Winter Light (1962) This austere masterpiece is one of the great religious tracts of the 20th century. Gunnar Bjornstrand plays a country priest who doubts his faith, his abilities and even his capacity for human feeling, and passes through the fabled "dark night of the soul" over the course of one long afternoon. Ingrid Thulin is magnificent as the schoolteacher who loves him, despite it all; what other actress could have managed the naked and devastating monologue, filmed in an unbroken close-up that goes on for several minutes? A perfect film.
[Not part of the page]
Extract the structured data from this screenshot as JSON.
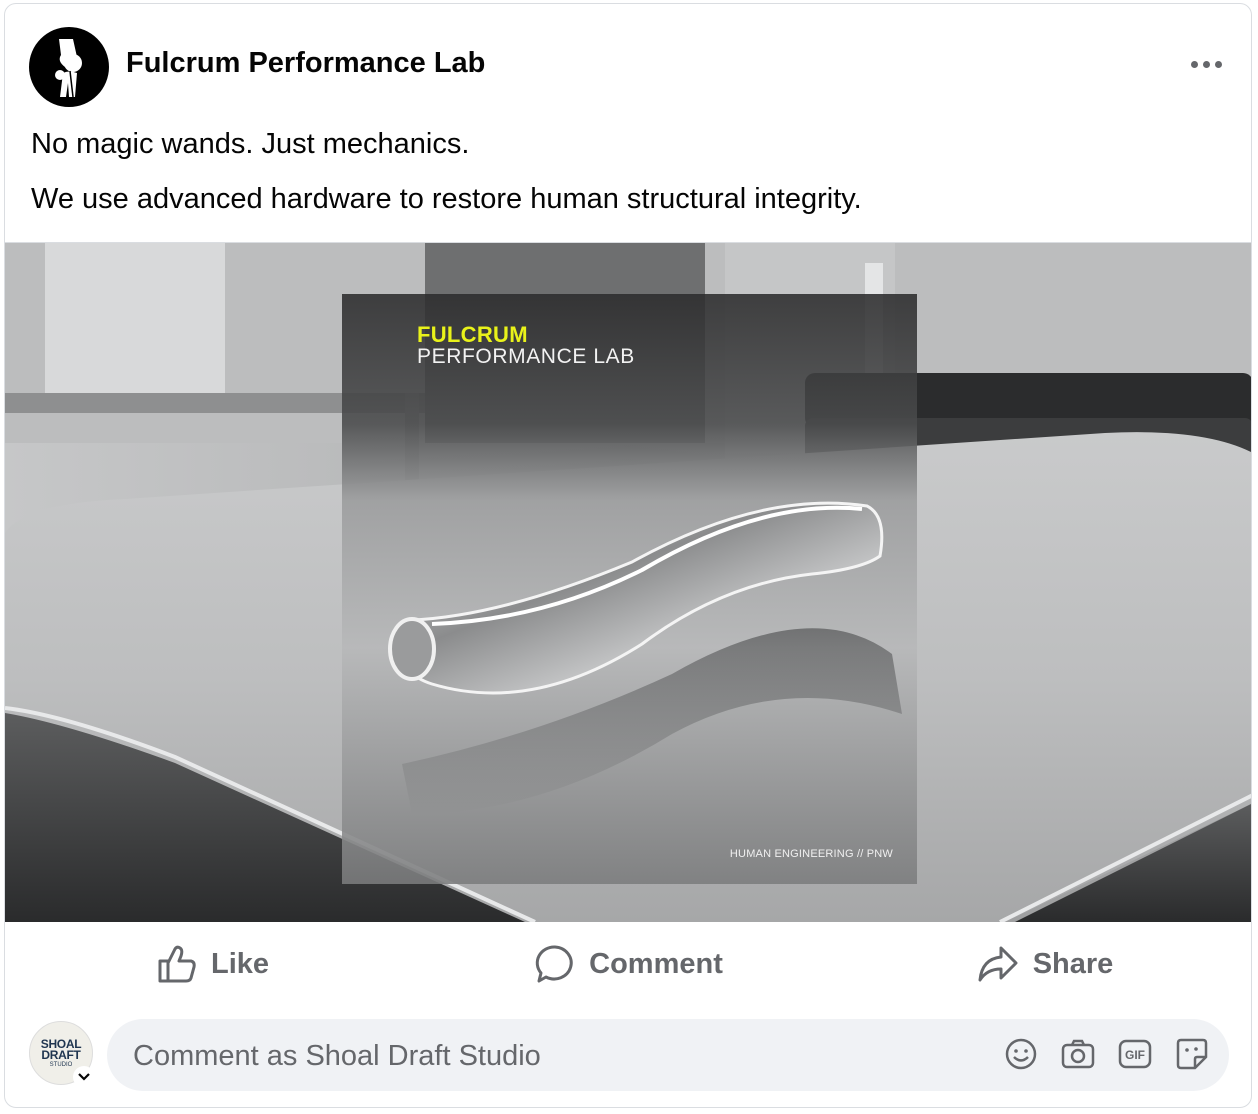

The Silence (1963) "In a kind of frenzy, I supplied the world with dreams, intellectual excitement, fantasies, fits of lunacy." So Bergman once described his art, and his words are especially applicable to "The Silence," one of his most difficult and draining films. Not for children, or for beginners, but this study of a sexually repressed and mortally stricken scholar in a bizarre imaginary city has its admirers, grateful for the list of a few "words in a foreign tongue" that is the dying woman's sole legacy.

Persona (1966) "Persona" marks the apogee of Bergman's modernism and is sometimes hailed as his most significant accomplishment. This is a film that is not only about its ostensible subject -- the nervous breakdown (or perhaps an obscure breakthrough) of an actress -- but also about itself as a motion picture, complete with fragments of cartoons, the sound of celluloid rattling through camera sprockets and, at one point, a moment when the combined heat of the projector lamp and the emotional intensity depicted on screen seem to set the film itself ablaze. Enigmatic, elliptical and unforgettable.

Shame (1968) Bergman's most political film, "Shame" is the chronicle of two married musicians (Von Sydow and Liv Ullmann) whose lives are ruptured by the advent of a mysterious war that devastates the peaceful island to which they have fled. Friend turns against friend, lover against lover, and the simple act of survival necessitates the abandonment of one's humanity. Released at the height of the Vietnam War, "Shame" is as bleak a film as Bergman ever created, and the unusually spartan simplicity of his storytelling makes it all the more affecting.

Cries and Whispers (1972) Bergman's debt to the playwright August Strindberg grew more and more apparent over time, and "Cries and Whispers" is a tribute to Strindberg's "chamber plays." The three totemic heroines of Bergman's films -- Andersson, Thulin and Ullmann -- join forces for the only time, as sisters reunited at the family homestead after many years, and all are predictably magnificent. Yet the most searing moment in "Cries and Whispers" comes when Bergman employs the Sarabande from Bach's fifth cello suite to convey profound human emotions -- love and reconciliation -- in a scene where words could no longer tell the whole story.

Scenes From a Marriage (1974) Soap opera taken to the ultimate artistic heights, this six-episode drama (adapted from Swedish television) explores the dissolution -- and possible rehabilitation -- of a marriage from a truly adult standpoint. It can, and perhaps should, be seen by young people, but I don't think anybody can truly understand it until what passes for full maturity has descended like a yoke upon us. Ullmann and Erland Josephson are the happy-jealous-miserable-lustful couple.

The Magic Flute (1975) With the exception of Hakan Hagegard's vibrant Papageno, the cast for this staging of Mozart's fanciful opera leaves much to be desired. Never mind -- it's still Mozart, it's still Bergman, and the shots of the beaming young woman in the audience enjoying the overture encapsulate the joy of listening to sublime music.

Fanny and Alexander (1982) The grand farewell: the longest, most costly, most densely populated, and most honored film Bergman ever made. Not since Giuseppe Verdi went against form and wrote the comedy "Falstaff" as his last opera has such a great master gone out on such an exuberant note.